Ci può raccontare la sua attività di direttore del coro e
orchestra “In Musica Gaudium” (del quale è fondatore)
e del coro polifonico "Cantate Domino"?
Ho fondato il coro e orchestra “In Musica Gaudium” nel 2001 ad Oderzo in
provincia di Treviso. In realtà il progetto iniziale era di riunire un po’ di
allievi e di appassionati per fare un paio di concerti, ma da allora non ci
siamo più fermati e nell’aprile di quest’anno abbiamo festeggiato i 17 anni di
attività.
È un gruppo che mi ha dato e continua a darmi tantissime
soddisfazioni. In questi anni abbiamo affrontato un repertorio molto vasto che
va dal Barocco ai giorni nostri. Ho cercato di creare le condizioni perché “In
Musica Gaudium” potesse offrire a tutti i componenti
una bella occasione di crescita sia musicale sia umana. Spesso i coristi e gli
orchestrali possono esibirsi anche nelle parti solistiche, in modo da creare
sempre nuovi stimoli; il tutto in un’ottica di collaborazione e di amicizia e
soprattutto mettendo sempre al primo posto il gruppo.
Il coro “Cantate Domino” di Gaiarine,
paese in cui vivo, sempre in provincia di Treviso, è un coro polifonico di
lungo corso che vanta un vasto repertorio corale destinato all’uso liturgico
per l’animazione delle Sante Messe, soprattutto nelle festività più importanti
dell’anno.
Sono molto affezionato ad entrambe le formazioni ed entrambe
rappresentano per me un grande stimolo compositivo. Posso dire che sono davvero
tanti, ormai, i brani che ho composto e dedicato ai due gruppi che dirigo.

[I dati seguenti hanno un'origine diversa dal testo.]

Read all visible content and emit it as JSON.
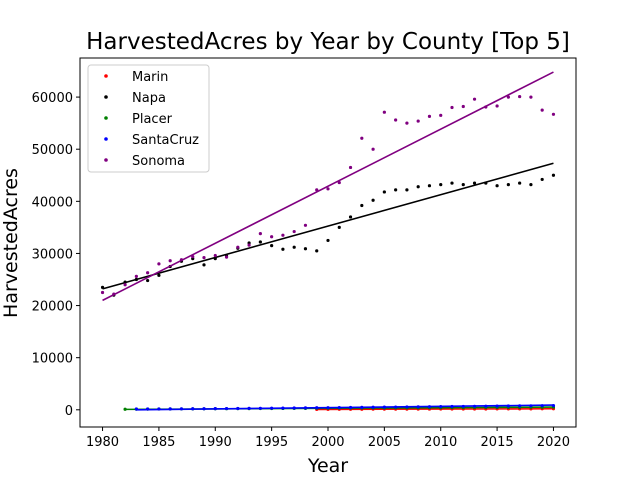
{
  "chart_data": {
    "type": "scatter",
    "title": "HarvestedAcres by Year by County [Top 5]",
    "xlabel": "Year",
    "ylabel": "HarvestedAcres",
    "xlim": [
      1978,
      2022
    ],
    "ylim": [
      -3300,
      67500
    ],
    "x_ticks": [
      "1980",
      "1985",
      "1990",
      "1995",
      "2000",
      "2005",
      "2010",
      "2015",
      "2020"
    ],
    "y_ticks": [
      "0",
      "10000",
      "20000",
      "30000",
      "40000",
      "50000",
      "60000"
    ],
    "legend_position": "upper-left",
    "grid": false,
    "series": [
      {
        "name": "Marin",
        "color": "#ff0000",
        "points": [
          [
            1999,
            80
          ],
          [
            2000,
            90
          ],
          [
            2001,
            100
          ],
          [
            2002,
            110
          ],
          [
            2003,
            110
          ],
          [
            2004,
            120
          ],
          [
            2005,
            120
          ],
          [
            2006,
            130
          ],
          [
            2007,
            130
          ],
          [
            2008,
            140
          ],
          [
            2009,
            140
          ],
          [
            2010,
            150
          ],
          [
            2011,
            150
          ],
          [
            2012,
            150
          ],
          [
            2013,
            160
          ],
          [
            2014,
            160
          ],
          [
            2015,
            170
          ],
          [
            2016,
            170
          ],
          [
            2017,
            180
          ],
          [
            2018,
            180
          ],
          [
            2019,
            190
          ],
          [
            2020,
            190
          ]
        ],
        "trend": [
          [
            1999,
            70
          ],
          [
            2020,
            200
          ]
        ]
      },
      {
        "name": "Napa",
        "color": "#000000",
        "points": [
          [
            1980,
            23500
          ],
          [
            1981,
            22000
          ],
          [
            1982,
            24500
          ],
          [
            1983,
            25000
          ],
          [
            1984,
            24800
          ],
          [
            1985,
            25800
          ],
          [
            1986,
            27500
          ],
          [
            1987,
            28500
          ],
          [
            1988,
            29000
          ],
          [
            1989,
            27800
          ],
          [
            1990,
            29000
          ],
          [
            1991,
            29500
          ],
          [
            1992,
            31000
          ],
          [
            1993,
            32000
          ],
          [
            1994,
            32200
          ],
          [
            1995,
            31500
          ],
          [
            1996,
            30800
          ],
          [
            1997,
            31200
          ],
          [
            1998,
            30900
          ],
          [
            1999,
            30500
          ],
          [
            2000,
            32500
          ],
          [
            2001,
            35000
          ],
          [
            2002,
            37000
          ],
          [
            2003,
            39200
          ],
          [
            2004,
            40200
          ],
          [
            2005,
            41800
          ],
          [
            2006,
            42200
          ],
          [
            2007,
            42200
          ],
          [
            2008,
            42800
          ],
          [
            2009,
            43000
          ],
          [
            2010,
            43200
          ],
          [
            2011,
            43500
          ],
          [
            2012,
            43200
          ],
          [
            2013,
            43500
          ],
          [
            2014,
            43500
          ],
          [
            2015,
            43000
          ],
          [
            2016,
            43200
          ],
          [
            2017,
            43500
          ],
          [
            2018,
            43200
          ],
          [
            2019,
            44200
          ],
          [
            2020,
            45000
          ]
        ],
        "trend": [
          [
            1980,
            23200
          ],
          [
            2020,
            47300
          ]
        ]
      },
      {
        "name": "Placer",
        "color": "#008000",
        "points": [
          [
            1982,
            100
          ],
          [
            1983,
            120
          ],
          [
            1984,
            130
          ],
          [
            1985,
            150
          ],
          [
            1986,
            160
          ],
          [
            1987,
            170
          ],
          [
            1988,
            180
          ],
          [
            1989,
            190
          ],
          [
            1990,
            200
          ],
          [
            1991,
            210
          ],
          [
            1992,
            220
          ],
          [
            1993,
            230
          ],
          [
            1994,
            240
          ],
          [
            1995,
            250
          ],
          [
            1996,
            260
          ],
          [
            1997,
            270
          ],
          [
            1998,
            280
          ],
          [
            1999,
            290
          ],
          [
            2000,
            300
          ],
          [
            2001,
            310
          ],
          [
            2002,
            320
          ],
          [
            2003,
            330
          ],
          [
            2004,
            340
          ],
          [
            2005,
            350
          ],
          [
            2006,
            360
          ],
          [
            2007,
            370
          ],
          [
            2008,
            380
          ],
          [
            2009,
            390
          ],
          [
            2010,
            400
          ],
          [
            2011,
            410
          ],
          [
            2012,
            420
          ],
          [
            2013,
            430
          ],
          [
            2014,
            440
          ],
          [
            2015,
            450
          ],
          [
            2016,
            460
          ],
          [
            2017,
            470
          ],
          [
            2018,
            480
          ],
          [
            2019,
            490
          ],
          [
            2020,
            500
          ]
        ],
        "trend": [
          [
            1982,
            80
          ],
          [
            2020,
            520
          ]
        ]
      },
      {
        "name": "SantaCruz",
        "color": "#0000ff",
        "points": [
          [
            1983,
            150
          ],
          [
            1984,
            160
          ],
          [
            1985,
            170
          ],
          [
            1986,
            180
          ],
          [
            1987,
            190
          ],
          [
            1988,
            200
          ],
          [
            1989,
            210
          ],
          [
            1990,
            220
          ],
          [
            1991,
            240
          ],
          [
            1992,
            250
          ],
          [
            1993,
            270
          ],
          [
            1994,
            290
          ],
          [
            1995,
            310
          ],
          [
            1996,
            330
          ],
          [
            1997,
            350
          ],
          [
            1998,
            370
          ],
          [
            1999,
            390
          ],
          [
            2000,
            410
          ],
          [
            2001,
            430
          ],
          [
            2002,
            450
          ],
          [
            2003,
            470
          ],
          [
            2004,
            490
          ],
          [
            2005,
            510
          ],
          [
            2006,
            530
          ],
          [
            2007,
            550
          ],
          [
            2008,
            570
          ],
          [
            2009,
            590
          ],
          [
            2010,
            610
          ],
          [
            2011,
            630
          ],
          [
            2012,
            650
          ],
          [
            2013,
            670
          ],
          [
            2014,
            690
          ],
          [
            2015,
            710
          ],
          [
            2016,
            730
          ],
          [
            2017,
            750
          ],
          [
            2018,
            770
          ],
          [
            2019,
            790
          ],
          [
            2020,
            800
          ]
        ],
        "trend": [
          [
            1983,
            0
          ],
          [
            2020,
            900
          ]
        ]
      },
      {
        "name": "Sonoma",
        "color": "#800080",
        "points": [
          [
            1980,
            22500
          ],
          [
            1981,
            22200
          ],
          [
            1982,
            24000
          ],
          [
            1983,
            25600
          ],
          [
            1984,
            26300
          ],
          [
            1985,
            28000
          ],
          [
            1986,
            28600
          ],
          [
            1987,
            28800
          ],
          [
            1988,
            29400
          ],
          [
            1989,
            29200
          ],
          [
            1990,
            29600
          ],
          [
            1991,
            29300
          ],
          [
            1992,
            31200
          ],
          [
            1993,
            31600
          ],
          [
            1994,
            33800
          ],
          [
            1995,
            33200
          ],
          [
            1996,
            33500
          ],
          [
            1997,
            34200
          ],
          [
            1998,
            35400
          ],
          [
            1999,
            42200
          ],
          [
            2000,
            42400
          ],
          [
            2001,
            43600
          ],
          [
            2002,
            46500
          ],
          [
            2003,
            52100
          ],
          [
            2004,
            50000
          ],
          [
            2005,
            57100
          ],
          [
            2006,
            55600
          ],
          [
            2007,
            55000
          ],
          [
            2008,
            55400
          ],
          [
            2009,
            56300
          ],
          [
            2010,
            56500
          ],
          [
            2011,
            58000
          ],
          [
            2012,
            58200
          ],
          [
            2013,
            59600
          ],
          [
            2014,
            58100
          ],
          [
            2015,
            58300
          ],
          [
            2016,
            60000
          ],
          [
            2017,
            60100
          ],
          [
            2018,
            60000
          ],
          [
            2019,
            57500
          ],
          [
            2020,
            56700
          ]
        ],
        "trend": [
          [
            1980,
            21000
          ],
          [
            2020,
            64800
          ]
        ]
      }
    ]
  }
}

Lei è docente di pianoforte, armonia e composizione. Qual è la
responsabilità che si sente di avere nell'insegnare la musica, sapendo che non
si tratta di impartire mere lezioni, ma di educare - attraverso la musica -
all'ascolto del proprio sé più profondo?
Ha perfettamente ragione, questo dovrebbe essere il fine
ultimo, ma non sempre è facile toccare certe corde... I bambini e i ragazzi di
oggi hanno sempre meno tempo e sono sempre più distratti da mille cose, in primis
dallo smartphone. L’approccio allo studio di uno
strumento musicale è cambiato tantissimo negli ultimi anni, complice anche la
pessima riforma dei Conservatori. Prima della riforma i ragazzi che studiavano
musica aspiravano spesso a conseguire il titolo finale in Conservatorio e molte
scuole private, diffuse in tutto il territorio nazionale, facevano a gara nel
presentare allievi molto preparati e davvero in gamba per gli esami statali.
Anch’io ho portato diversi allievi al diploma di pianoforte o anche ad esami di
armonia e di composizione. Il “pungolo” degli esami permetteva di entrare in
modo molto approfondito nella musica, di sviscerare attraverso l’analisi e lo
studio dei brani la bellezza di certi capolavori dei grandi classici, un grande
arricchimento sia culturale sia spirituale. Oggi questo è sempre più difficile
e se consideriamo a livello percentuale le persone che iniziano a studiare uno
strumento musicale, pochi raggiungono un certo livello. Naturalmente ci sono
anche allievi molto meritevoli che spesso, con grandi sacrifici, portano avanti
lo studio della musica e questo è indubbiamente motivo di conforto e di
speranza per il futuro.
In che cosa si differenziano un direttore d'orchestra e un
direttore di coro nel rapporto con le rispettive masse artistiche?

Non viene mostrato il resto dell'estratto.